Les services de l’État sont largement absents depuis des années dans la province d’Ituri, épicentre de l’épidémie actuelle, où des groupes armés sévissent depuis des années et commettent régulièrement des massacres.
Lorsque les premiers signes de la maladie apparaissent, les familles ne savent souvent pas quoi faire, en particulier dans les zones rurales.
"Nous pensions que c’était le paludisme. On lui a alors donné des comprimés et des plantes médicinales, mais son état n’a pas changé", a déclaré sa sœur.
Le conducteur de la moto qui a conduit les deux femmes à l’hôpital portait un masque chirurgical, mais pas de gants ni de vêtements de protection.
Dieudonné Sezabo, un agent de santé de l’hôpital, s’est empressé de l'asperger, lui et son véhicule, de chlore afin d’essayer d’éviter toute contamination.
Le virus Ebola se transmet par contact direct avec des fluides corporels.
À l’origine de l’épidémie actuelle se trouve la souche Bundibugyo, moins courante, pour laquelle il n’existe ni vaccin ni traitement approuvé et dont le taux de mortalité peut atteindre 50 %.
En l'absence d'ambulances, "les gens se débrouillent avec des motos", a déclaré l'agent de santé.

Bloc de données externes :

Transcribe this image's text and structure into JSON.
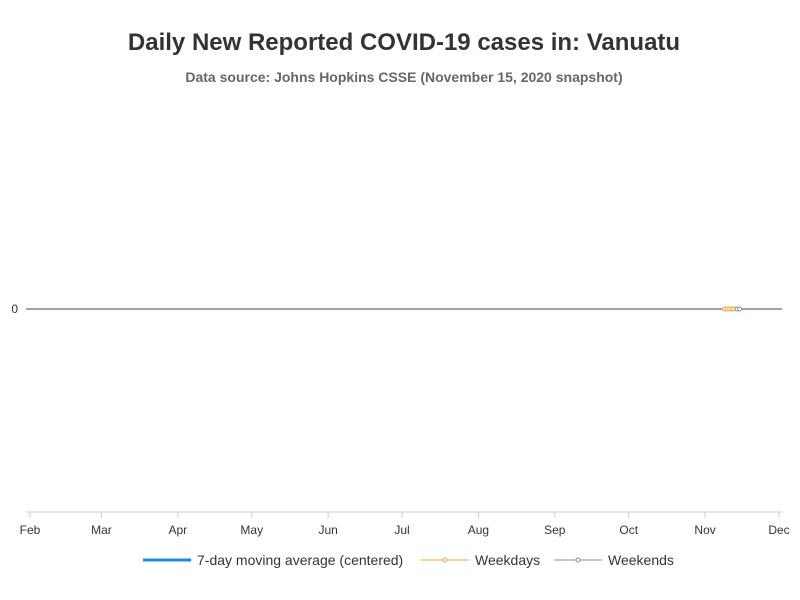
{
  "chart_data": {
    "type": "line",
    "title": "Daily New Reported COVID-19 cases in: Vanuatu",
    "subtitle": "Data source: Johns Hopkins CSSE (November 15, 2020 snapshot)",
    "xlabel": "",
    "ylabel": "",
    "x_range": [
      "2020-02-01",
      "2020-12-01"
    ],
    "x_tick_labels": [
      "Feb",
      "Mar",
      "Apr",
      "May",
      "Jun",
      "Jul",
      "Aug",
      "Sep",
      "Oct",
      "Nov",
      "Dec"
    ],
    "y_tick_labels": [
      "0"
    ],
    "grid": false,
    "legend_position": "bottom",
    "series": [
      {
        "name": "7-day moving average (centered)",
        "color": "#1e88e5",
        "x": [
          "2020-11-09",
          "2020-11-10",
          "2020-11-11",
          "2020-11-12"
        ],
        "y": [
          0,
          0,
          0,
          0
        ]
      },
      {
        "name": "Weekdays",
        "color": "#f0a830",
        "x": [
          "2020-11-09",
          "2020-11-10",
          "2020-11-11",
          "2020-11-12",
          "2020-11-13"
        ],
        "y": [
          0,
          0,
          0,
          0,
          0
        ]
      },
      {
        "name": "Weekends",
        "color": "#8c8c8c",
        "x": [
          "2020-11-14",
          "2020-11-15"
        ],
        "y": [
          0,
          0
        ]
      }
    ]
  }
}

Incapable de marcher seule, la jeune femme a été aidée par sa sœur — qui portait des gants mais avait les bras nus — jusqu'à l'entrée de l'hôpital, où le personnel, vêtu de combinaisons de protection intégrales, l'a conduite vers le service d'isolement.
La réponse sanitaire a mis du temps à se mettre en place en Ituri, qui dépend principalement de l’aéroport international de Bunia, la capitale régionale située à environ 12 kilomètres de Rwampara, pour l’acheminement de l’aide médicale.

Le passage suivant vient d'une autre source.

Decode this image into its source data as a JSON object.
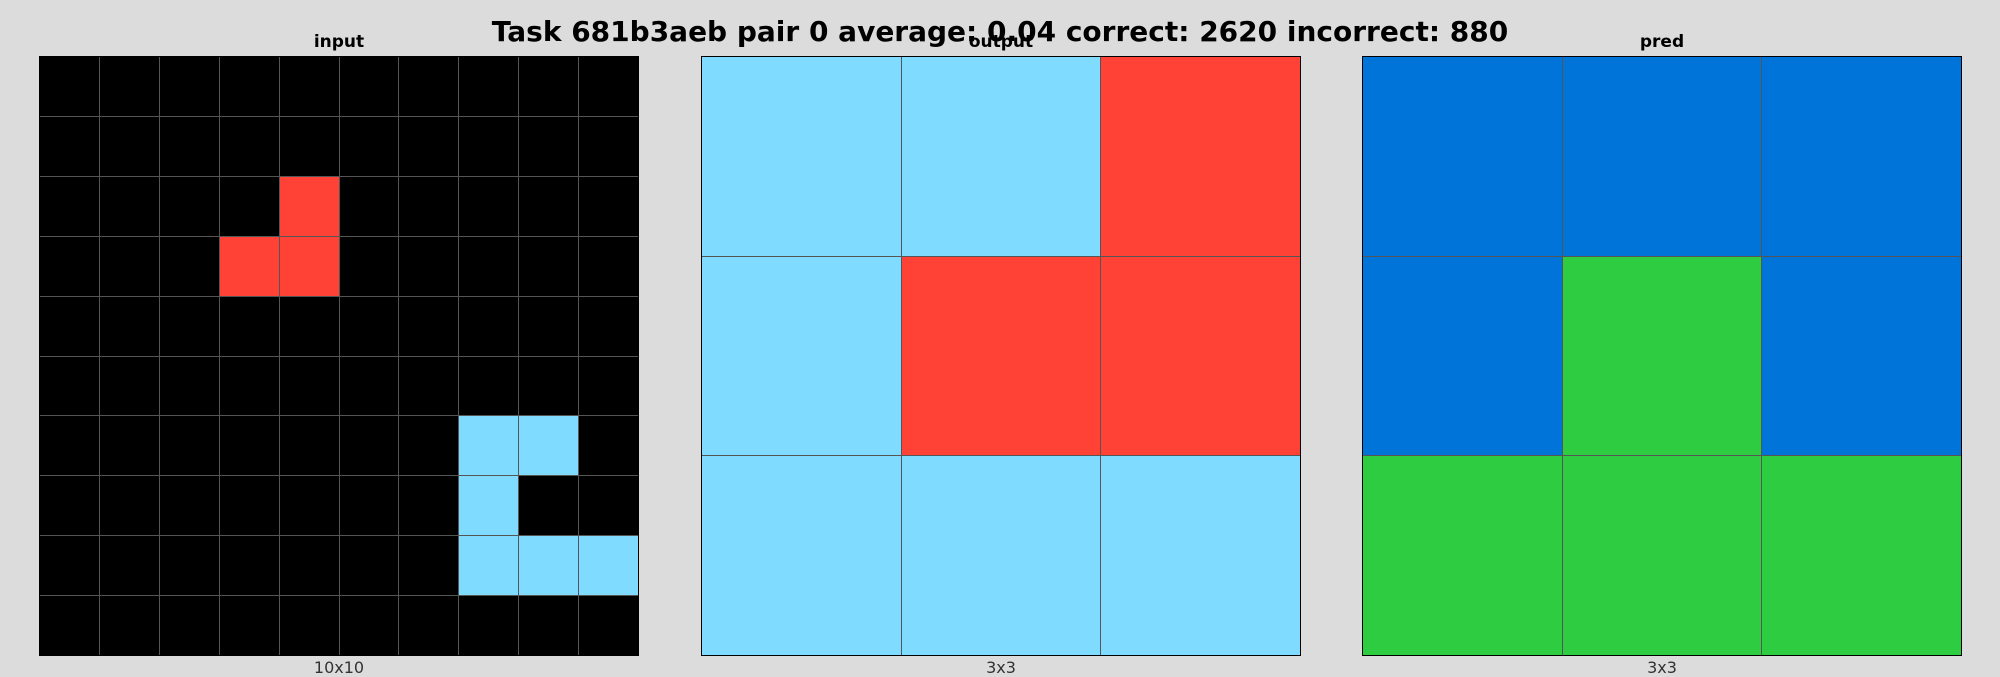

Samedi, le gouvernement congolais a annoncé l’interdiction de tous les vols à destination de Bunia, à l’exception de ceux bénéficiant d’une autorisation spéciale.
"Les convaincre de revenir"
En attendant des livraisons de matériel, le personnel de l’hôpital a été contraint de déplacer des patients atteints de maladies courantes afin d’ouvrir un centre d’isolement temporaire.
Deux tentes d’isolement installées par l’ONG Alima dans les premiers jours de l’intervention ont été incendiées par une foule en colère qui réclamait le corps d’un de leurs amis, décédé des suites d’Ebola.
L'émeute a été dispersée lorsque des soldats ont tiré des coups de semonce.
"Notre inquiétude est que plusieurs patients qui étaient en isolement soient retournés dans la communauté après l'incendie du centre d'isolement", a déclaré le docteur Isaac Mukengi, directeur médical de l'hôpital de Rwampara.
"Nous envoyons régulièrement des équipes sur le terrain pour retrouver les patients, les convaincre de revenir au centre de traitement afin qu'ils puissent continuer à recevoir des soins et limiter la propagation de l'épidémie", a-t-il ajouté.
Il s’agit de la 17e épidémie d’Ebola en RDC, et en l’absence de vaccin, les efforts pour contenir la propagation reposent sur le respect des mesures préventives et la détection rapide des cas.